You want to lose 30 pounds? Start cooking all your own meals? Or buy a property by the year 2023? Simply make it your resolution, work on it for the first few weeks of January, flaunt the progress until it falls off by week four. Then, spend the next eleven months of the year wallowing in self-pity.
New Year’s resolutions don’t usually work. They tend to encourage an extreme sense of control, an overtly harsh change of routine and set unrealistic goals.
We try to cheat our way to the finish line and get lost in the process, so our progress goes unnoticed. It’s no wonder we seek immediate results.
We’ve got to take it easy and look within ourselves to uncover what drives us to achieve better results in the long term. The real question is, how do we do it?
Listed below are five ways for a more effective and healthier approach to achieve your goals for the long-term, not for that temporary clout.
1. Acknowledge our (temporary) existence as a pillar to success
Remember how chaotic Superman’s first canonical death was? Not the comic book readers nor Superman himself could’ve guessed he’d ever meet his fatal end.
His death marked an iconic and pivotal moment in pop culture that signaled the public a very simple, yet effective message: don’t get too comfortable.
Superman is an international hero and symbol of hope. He’s seen as undefeatable, untouchable and indestructible…and even he faced his doom.

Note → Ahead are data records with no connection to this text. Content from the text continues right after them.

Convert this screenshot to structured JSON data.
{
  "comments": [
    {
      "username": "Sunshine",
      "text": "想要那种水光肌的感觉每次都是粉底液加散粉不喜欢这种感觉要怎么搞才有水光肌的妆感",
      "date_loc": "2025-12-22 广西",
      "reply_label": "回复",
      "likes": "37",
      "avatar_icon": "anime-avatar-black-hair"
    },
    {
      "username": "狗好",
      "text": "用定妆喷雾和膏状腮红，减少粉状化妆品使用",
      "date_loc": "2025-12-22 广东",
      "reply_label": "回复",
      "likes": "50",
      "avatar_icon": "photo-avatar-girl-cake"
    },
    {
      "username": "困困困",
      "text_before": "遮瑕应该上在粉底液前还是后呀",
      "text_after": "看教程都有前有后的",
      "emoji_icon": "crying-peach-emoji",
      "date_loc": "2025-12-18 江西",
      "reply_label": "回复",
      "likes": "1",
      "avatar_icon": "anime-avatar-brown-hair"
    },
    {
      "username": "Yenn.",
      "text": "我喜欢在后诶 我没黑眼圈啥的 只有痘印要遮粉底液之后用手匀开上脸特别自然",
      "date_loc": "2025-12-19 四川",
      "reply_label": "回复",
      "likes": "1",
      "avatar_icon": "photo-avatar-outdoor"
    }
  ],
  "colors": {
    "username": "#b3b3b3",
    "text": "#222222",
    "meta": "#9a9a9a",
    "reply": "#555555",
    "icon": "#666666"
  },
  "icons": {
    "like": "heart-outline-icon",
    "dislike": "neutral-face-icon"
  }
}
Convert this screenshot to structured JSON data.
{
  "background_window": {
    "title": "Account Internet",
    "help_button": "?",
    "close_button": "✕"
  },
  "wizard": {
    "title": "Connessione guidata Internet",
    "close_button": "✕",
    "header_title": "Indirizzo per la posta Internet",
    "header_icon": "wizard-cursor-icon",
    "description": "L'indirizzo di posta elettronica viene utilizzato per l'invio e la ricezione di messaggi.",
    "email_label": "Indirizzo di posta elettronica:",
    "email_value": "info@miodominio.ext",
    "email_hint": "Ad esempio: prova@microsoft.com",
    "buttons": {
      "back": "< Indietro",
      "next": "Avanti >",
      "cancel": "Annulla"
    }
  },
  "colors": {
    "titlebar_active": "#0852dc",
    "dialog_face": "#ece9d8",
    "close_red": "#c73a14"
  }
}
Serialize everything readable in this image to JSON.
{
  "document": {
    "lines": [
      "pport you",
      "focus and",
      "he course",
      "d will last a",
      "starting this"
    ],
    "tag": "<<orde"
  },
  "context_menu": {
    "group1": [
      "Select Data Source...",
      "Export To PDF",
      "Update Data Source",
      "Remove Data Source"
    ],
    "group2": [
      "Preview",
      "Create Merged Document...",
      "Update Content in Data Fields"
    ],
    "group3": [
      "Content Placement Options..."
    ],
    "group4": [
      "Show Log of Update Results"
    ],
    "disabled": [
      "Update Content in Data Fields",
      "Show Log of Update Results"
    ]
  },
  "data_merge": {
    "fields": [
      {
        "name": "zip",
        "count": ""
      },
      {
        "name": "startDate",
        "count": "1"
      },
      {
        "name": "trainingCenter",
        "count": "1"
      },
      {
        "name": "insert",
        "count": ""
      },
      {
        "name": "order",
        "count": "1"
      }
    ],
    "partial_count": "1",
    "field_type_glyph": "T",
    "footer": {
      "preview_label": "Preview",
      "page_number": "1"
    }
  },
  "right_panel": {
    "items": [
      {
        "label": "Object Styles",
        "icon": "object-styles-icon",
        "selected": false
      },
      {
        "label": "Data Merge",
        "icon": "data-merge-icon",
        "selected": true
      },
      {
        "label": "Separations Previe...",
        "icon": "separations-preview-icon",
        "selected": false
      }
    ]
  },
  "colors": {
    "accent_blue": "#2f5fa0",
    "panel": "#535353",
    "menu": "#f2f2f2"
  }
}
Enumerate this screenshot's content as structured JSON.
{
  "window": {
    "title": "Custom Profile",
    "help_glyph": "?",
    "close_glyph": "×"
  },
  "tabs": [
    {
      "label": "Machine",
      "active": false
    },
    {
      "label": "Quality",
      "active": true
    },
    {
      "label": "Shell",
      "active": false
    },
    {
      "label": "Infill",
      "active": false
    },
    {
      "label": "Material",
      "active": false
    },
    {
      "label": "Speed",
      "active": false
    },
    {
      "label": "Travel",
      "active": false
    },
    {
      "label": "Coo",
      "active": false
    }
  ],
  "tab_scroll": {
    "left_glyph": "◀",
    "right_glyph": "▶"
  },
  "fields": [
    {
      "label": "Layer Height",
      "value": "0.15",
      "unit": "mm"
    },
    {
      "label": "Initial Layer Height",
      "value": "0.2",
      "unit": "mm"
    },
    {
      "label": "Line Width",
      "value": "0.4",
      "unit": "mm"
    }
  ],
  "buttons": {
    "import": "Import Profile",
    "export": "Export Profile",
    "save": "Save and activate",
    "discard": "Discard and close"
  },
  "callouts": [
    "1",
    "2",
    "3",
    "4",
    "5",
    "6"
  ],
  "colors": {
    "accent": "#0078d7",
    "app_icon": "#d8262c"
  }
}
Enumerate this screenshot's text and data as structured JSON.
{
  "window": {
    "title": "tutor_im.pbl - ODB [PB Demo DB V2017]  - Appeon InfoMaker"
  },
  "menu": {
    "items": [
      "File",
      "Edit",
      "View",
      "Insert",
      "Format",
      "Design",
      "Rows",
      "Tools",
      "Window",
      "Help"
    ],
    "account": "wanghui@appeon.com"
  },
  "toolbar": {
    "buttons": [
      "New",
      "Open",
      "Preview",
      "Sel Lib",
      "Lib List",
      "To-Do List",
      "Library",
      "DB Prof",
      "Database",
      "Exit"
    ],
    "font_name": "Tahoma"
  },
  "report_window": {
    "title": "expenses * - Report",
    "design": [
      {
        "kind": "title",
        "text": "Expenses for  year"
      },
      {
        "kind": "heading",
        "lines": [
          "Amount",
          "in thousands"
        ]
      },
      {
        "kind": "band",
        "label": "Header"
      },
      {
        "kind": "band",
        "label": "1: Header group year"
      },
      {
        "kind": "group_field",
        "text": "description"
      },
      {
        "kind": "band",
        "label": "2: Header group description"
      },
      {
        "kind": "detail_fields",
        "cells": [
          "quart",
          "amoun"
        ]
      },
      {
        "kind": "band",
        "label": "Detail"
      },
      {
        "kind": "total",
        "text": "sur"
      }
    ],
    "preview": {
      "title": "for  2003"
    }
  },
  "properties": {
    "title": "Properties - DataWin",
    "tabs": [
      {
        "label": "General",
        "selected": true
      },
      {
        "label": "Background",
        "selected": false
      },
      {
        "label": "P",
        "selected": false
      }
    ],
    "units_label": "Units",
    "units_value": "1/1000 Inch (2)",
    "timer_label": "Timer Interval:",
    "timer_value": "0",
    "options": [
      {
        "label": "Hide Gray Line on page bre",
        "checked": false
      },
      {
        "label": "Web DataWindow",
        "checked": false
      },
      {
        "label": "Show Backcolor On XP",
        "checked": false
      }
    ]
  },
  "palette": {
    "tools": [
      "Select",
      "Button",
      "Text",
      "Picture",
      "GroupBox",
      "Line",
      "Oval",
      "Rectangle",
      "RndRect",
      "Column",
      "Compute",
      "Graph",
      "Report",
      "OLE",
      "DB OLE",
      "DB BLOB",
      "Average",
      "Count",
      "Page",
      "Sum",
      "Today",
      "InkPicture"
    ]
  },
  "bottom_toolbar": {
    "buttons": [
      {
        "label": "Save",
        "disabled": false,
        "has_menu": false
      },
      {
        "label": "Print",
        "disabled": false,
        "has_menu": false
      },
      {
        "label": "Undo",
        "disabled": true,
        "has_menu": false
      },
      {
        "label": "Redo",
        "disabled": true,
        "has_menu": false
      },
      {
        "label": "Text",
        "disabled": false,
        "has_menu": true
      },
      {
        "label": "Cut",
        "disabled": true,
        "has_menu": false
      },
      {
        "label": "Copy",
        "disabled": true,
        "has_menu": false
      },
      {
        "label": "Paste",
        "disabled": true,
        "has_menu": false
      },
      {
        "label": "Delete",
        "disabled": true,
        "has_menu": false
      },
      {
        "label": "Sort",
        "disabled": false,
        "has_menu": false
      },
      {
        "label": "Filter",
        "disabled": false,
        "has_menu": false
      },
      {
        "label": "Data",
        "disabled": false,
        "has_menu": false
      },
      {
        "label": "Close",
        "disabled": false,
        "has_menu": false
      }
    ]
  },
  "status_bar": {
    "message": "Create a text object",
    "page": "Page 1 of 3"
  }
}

When we view life as indefinite, our sensation of loss and hyper-awareness of time could drive us in ways we’d never imagined. Consider the Latin phrase, memento mori–a physical object or visual to remind us of the inevitability of death.
Procrastination refuses to exist when you don’t allow yourself a deadline and frankly, it’s a form of self-discipline that requires a lot of practice. But what’s an accomplishment without the challenge? Use your cognizance as a tool to get your head in the game.
You don’t have to feel existential to be motivated, but a harsh reminder of our limited opportunities can be beneficial in the long run. Some tough love never hurt anyone, especially when it’s in exchange for lasting payoff.
And who knows? Maybe a not-so-gentle push in the right direction could lead us to become the best possible versions of ourselves.
2. Be open-minded and get comfortable with discomfort
Don’t we all have moments where we feel ill at ease? In those instances, we might have a strong desire to walk out, run away or just quit altogether.
Your greatest fear may be a typical one like public speaking and writing exams. Or perhaps not—you may feel apprehensive about embracing bigger challenges, whether it be starting a new career or rebuilding your life from scratch in a new country.
Apprehension is undoubtedly stressful and no one likes it. Yet, it proves itself valuable if you can turn it to your advantage. We know what you’re thinking—it’s easier said than done—but hear us out.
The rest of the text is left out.